Ventana a la humanidad

El año 2020 ha sido un año diferente y hoy en pleno despertar del 2021, nos hemos topado con cambios repentinos en nuestra vida, en nuestras rutinas y estamos con una estremecedora sensación de incertidumbre sin saber qué acontecerá durante estos nuevos 12 meses que tenemos por delante.


Ha pasado mucho tiempo desde que un cambio histórico se dio a nivel mundial, las mascarillas pasaron a ser parte del outfit diario y se adueñaron de todo nuestro día, estando presente desde una sencilla caminata, hasta una reunión importante de trabajo o una cita con el amor de tu vida en un restaurante. Nos comenzamos a preocupar por la limpieza de manos como nunca antes lo habíamos hecho, las cosas sencillas y que antes eran rutinarias alcanzaron un valor único, se extrañaba el estar en clases, en una junta presencial, en un café o en un bar con amigos. Pequeños detalles que antes eran inadvertidos han cobrado el valor que merecen, un año en donde las cosas esenciales recuperaron el valor real que tienen.

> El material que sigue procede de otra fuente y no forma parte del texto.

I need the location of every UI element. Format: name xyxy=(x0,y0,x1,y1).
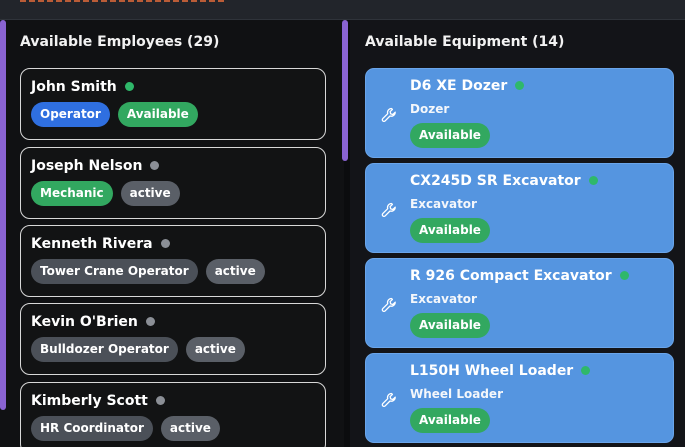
status-badge: Available xyxy=(410,408,490,433)
employee-name: Kenneth Rivera xyxy=(31,236,153,252)
equipment-name-row: R 926 Compact Excavator xyxy=(410,268,629,284)
status-badge: active xyxy=(205,259,265,284)
equipment-panel: Available Equipment (14) D6 XE Dozer Doz… xyxy=(350,20,685,447)
equipment-card[interactable]: L150H Wheel Loader Wheel Loader Availabl… xyxy=(365,353,674,443)
equipment-name: R 926 Compact Excavator xyxy=(410,268,612,284)
offline-status-dot xyxy=(155,395,165,405)
employee-name: Kevin O'Brien xyxy=(31,314,138,330)
status-badge: Available xyxy=(410,123,490,148)
online-status-dot xyxy=(588,175,598,185)
status-badge: Available xyxy=(410,218,490,243)
online-status-dot xyxy=(619,270,629,280)
role-badge: Mechanic xyxy=(31,181,113,206)
employee-card[interactable]: Kenneth Rivera Tower Crane Operator acti… xyxy=(20,225,326,297)
employee-card[interactable]: Kevin O'Brien Bulldozer Operator active xyxy=(20,303,326,375)
employee-name-row: Kevin O'Brien xyxy=(31,314,155,330)
equipment-type: Excavator xyxy=(410,197,477,211)
equipment-type: Dozer xyxy=(410,102,450,116)
offline-status-dot xyxy=(160,238,170,248)
equipment-panel-title: Available Equipment (14) xyxy=(365,34,565,50)
equipment-name: CX245D SR Excavator xyxy=(410,173,581,189)
status-badge: Available xyxy=(117,102,198,127)
equipment-name: L150H Wheel Loader xyxy=(410,363,574,379)
offline-status-dot xyxy=(150,160,160,170)
equipment-name-row: D6 XE Dozer xyxy=(410,78,525,94)
role-badge: HR Coordinator xyxy=(31,416,153,441)
employee-name-row: Kimberly Scott xyxy=(31,393,165,409)
role-badge: Operator xyxy=(31,102,110,127)
online-status-dot xyxy=(515,80,525,90)
status-badge: active xyxy=(120,181,180,206)
equipment-name-row: CX245D SR Excavator xyxy=(410,173,598,189)
employee-name-row: Joseph Nelson xyxy=(31,158,160,174)
status-badge: active xyxy=(185,337,245,362)
status-badge: active xyxy=(160,416,220,441)
status-badge: Available xyxy=(410,313,490,338)
online-status-dot xyxy=(124,81,134,91)
offline-status-dot xyxy=(145,316,155,326)
wrench-icon xyxy=(381,392,396,407)
role-badge: Bulldozer Operator xyxy=(31,337,178,362)
equipment-card[interactable]: D6 XE Dozer Dozer Available xyxy=(365,68,674,158)
employees-panel: Available Employees (29) John Smith Oper… xyxy=(0,20,344,447)
wrench-icon xyxy=(381,297,396,312)
online-status-dot xyxy=(581,365,591,375)
top-bar xyxy=(0,0,685,20)
employee-card[interactable]: John Smith Operator Available xyxy=(20,68,326,140)
equipment-card[interactable]: CX245D SR Excavator Excavator Available xyxy=(365,163,674,253)
equipment-name: D6 XE Dozer xyxy=(410,78,508,94)
employee-name: Joseph Nelson xyxy=(31,158,143,174)
wrench-icon xyxy=(381,202,396,217)
employees-panel-title: Available Employees (29) xyxy=(20,34,220,50)
wrench-icon xyxy=(381,107,396,122)
employee-name: Kimberly Scott xyxy=(31,393,148,409)
equipment-name-row: L150H Wheel Loader xyxy=(410,363,591,379)
role-badge: Tower Crane Operator xyxy=(31,259,198,284)
equipment-scrollbar[interactable] xyxy=(342,20,348,161)
equipment-type: Wheel Loader xyxy=(410,387,503,401)
employee-card[interactable]: Kimberly Scott HR Coordinator active xyxy=(20,382,326,447)
top-accent-line xyxy=(20,0,224,2)
equipment-card[interactable]: R 926 Compact Excavator Excavator Availa… xyxy=(365,258,674,348)
employee-name: John Smith xyxy=(31,79,117,95)
employee-card[interactable]: Joseph Nelson Mechanic active xyxy=(20,147,326,219)
employees-scrollbar[interactable] xyxy=(0,20,6,410)
employee-name-row: Kenneth Rivera xyxy=(31,236,170,252)
equipment-type: Excavator xyxy=(410,292,477,306)
employee-name-row: John Smith xyxy=(31,79,134,95)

Los días pasan y se van revelando entre ellos por el calendario, las estaciones se reemplazan entre ellas y los minutos del reloj mueren en una carrera violenta por alcanzar las horas. Mirando hacia atrás, descubrimos que ha pasado el tiempo también en nosotros, hemos conquistado metas nuevas, estamos luchando contra vicios que antes no teníamos, descubrimos personas nuevas que suman y llenan nuestra vida y quizás hemos notado minutos que se han desperdiciado y que no volverán.


Navidad y año nuevo ha sido un paréntesis en medio de todo el caos pandémico que se vive, un período para agradecer, para perdonar y pedir perdón, un período para valorar la oportunidad de estar en familia nuevamente. Fue una época en la que se sentía un aire nuevo, la gente tenía esperanza y se enfocaba en estar alegres, evitar disgustos y complacer a los seres queridos. Vale la pena preguntarnos cómo nos consideramos ante estos meses únicos que hemos dejado atrás.


En este período histórico nos topamos con diversos personajes: Héroes que trabajan en hospitales luchando cara a contra la muerte por arrebatarle nuevas víctimas, héroes silenciosos que con el dominio de su voluntad y con su madurez se han quedado en casa y han puesto medios para cuidarse y cuidar a otros. Encontramos pobres que lo tienen todo, mendigando la felicidad en otros lugares y que descubrieron que la casa no era sólo un lugar para conectarse al wifi, que era un lugar donde podía encontrar paz, que el hogar, sin pensarlo, se convertiría en el lugar más seguro del mundo. También encontramos personas que han sufrido pero que siguen luchando en medio de las dificultades propias de estos momentos. Personas indiferentes ante las necesidades de los que están a su alrededor... En definitiva, hay un abanico de posturas desde los indiferentes hasta los que han entregado su vida por otros.


No podemos permanecer impasibles ante todo lo que estamos viviendo, no podemos ser meros espectadores cual turistas que sólo observan sin comprometerse con lo que tienen ante sus ojos. El tiempo pasa y cada vez es más valioso y este tiempo es una oportunidad excepcional para cuestionarnos, para reflexionar, para tener un corazón dispuesto a la introspección que nos permita encontrar un por qué, un para qué, un sentido y un ideal por el cual luchar, levantarse, amar y seguir confiando. Tenemos que salir de la pandemia con un sin número de metas alcanzadas, de objetivos trazados, de caminos recorridos, de testimonio dejado, de huellas marcadas en muchos corazones, de programas de vida conquistados y con una fe más fuerte, seguros de que el amor le da sentido a todo.


Que estas primeras semanas del año nos recuerden que, como católicos estamos llamados a dejar huella en el mundo, a servir y a ayudar a todos los que están a nuestro alrededor.


Para el que ama, las dificultades son una oportunidad de oro para demostrar a Cristo que de verdad amas, que están dispuestos a llevar ese amor hasta el extremo como él en la cruz.